Cette discipline holistique apporte à l’individu un réconfort sur le plan physiologique, mais aussi émotionnel. Certains spécialistes voient dans le yoga un moyen de guérison en supplément d’une prise en charge médicale et psychologique.
Si le yoga est un soutien pour certains toxicomanes, il n’est toutefois pas prouvé scientifiquement qu’il est un intervenant de choix pour aider à traiter la dépendance.
Didier Jutras-Aswad, médecin-psychiatre spécialisé dans les toxicomanies et affilié au Centre de recherche du CHUM (CRCHUM), indique qu’il existe par exemple des données préliminaires qui montre que le yoga peut favoriser la prévention de la consommation du tabac chez les jeunes ou aide les gens qui ont un problème lié au tabagisme. « Mais pour ce qui est des drogues ou de l’alcool, explique-t-il, on n’a à peu près pas de données qui nous permettent de réellement soutenir l’utilisation du yoga comme intervention en soi pour le traitement de la dépendance. »

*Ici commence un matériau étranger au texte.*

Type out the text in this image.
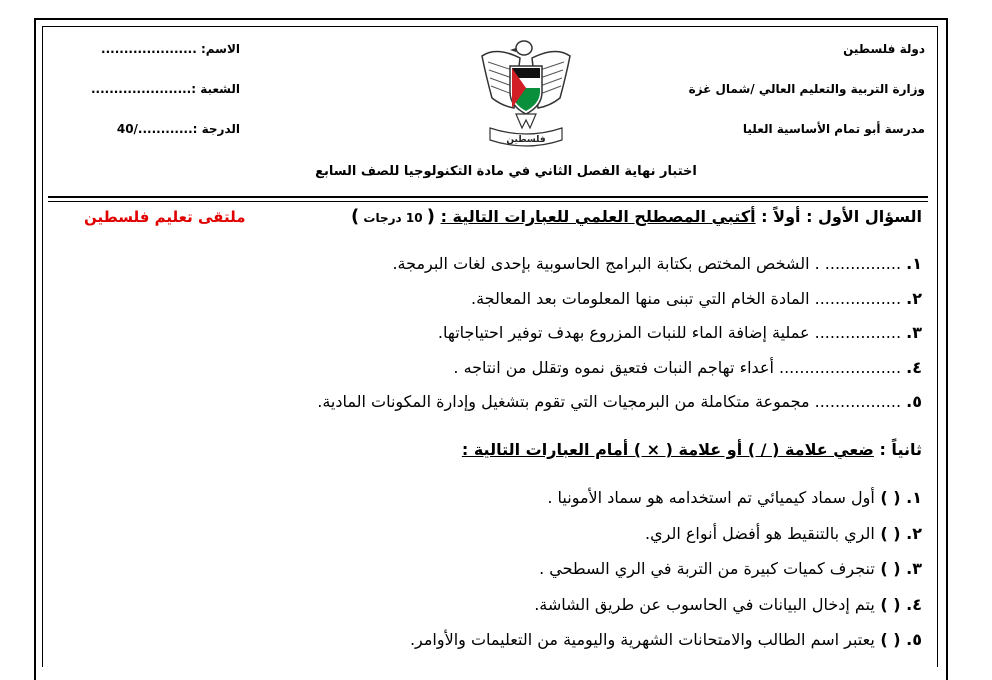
دولة فلسطين
وزارة التربية والتعليم العالي /شمال غزة
مدرسة أبو تمام الأساسية العليا
الاسم: .....................
الشعبة :......................
الدرجة :............/40
فلسطين
اختبار نهاية الفصل الثاني في مادة التكنولوجيا للصف السابع
السؤال الأول : أولاً : أكتبي المصطلح العلمي للعبارات التالية : ( 10 درجات )
ملتقى تعليم فلسطين
١. ............... . الشخص المختص بكتابة البرامج الحاسوبية بإحدى لغات البرمجة.
٢. ................. المادة الخام التي تبنى منها المعلومات بعد المعالجة.
٣. ................. عملية إضافة الماء للنبات المزروع بهدف توفير احتياجاتها.
٤. ........................ أعداء تهاجم النبات فتعيق نموه وتقلل من انتاجه .
٥. ................. مجموعة متكاملة من البرمجيات التي تقوم بتشغيل وإدارة المكونات المادية.
ثانياً : ضعي علامة ( / ) أو علامة ( × ) أمام العبارات التالية :
١. ( ) أول سماد كيميائي تم استخدامه هو سماد الأمونيا .
٢. ( ) الري بالتنقيط هو أفضل أنواع الري.
٣. ( ) تنجرف كميات كبيرة من التربة في الري السطحي .
٤. ( ) يتم إدخال البيانات في الحاسوب عن طريق الشاشة.
٥. ( ) يعتبر اسم الطالب والامتحانات الشهرية واليومية من التعليمات والأوامر.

Quant à suggérer cette discipline holistique aux patients souffrant de dépendances, le D
Jutras-Aswad demeure prudent. Il souhaite que ce type de recommandations soit fait sur les bases de données scientifiques valides et solides, principalement pour une clientèle aux prises avec des dépendances. « J’aurais tendance à penser que le yoga peut difficilement faire du mal à des patients […] mais il faut être extrêmement rigoureux et ne pas tenir pour acquis que des produits ou des interventions comme ça n’ont pas d’effets secondaires », explique t-il.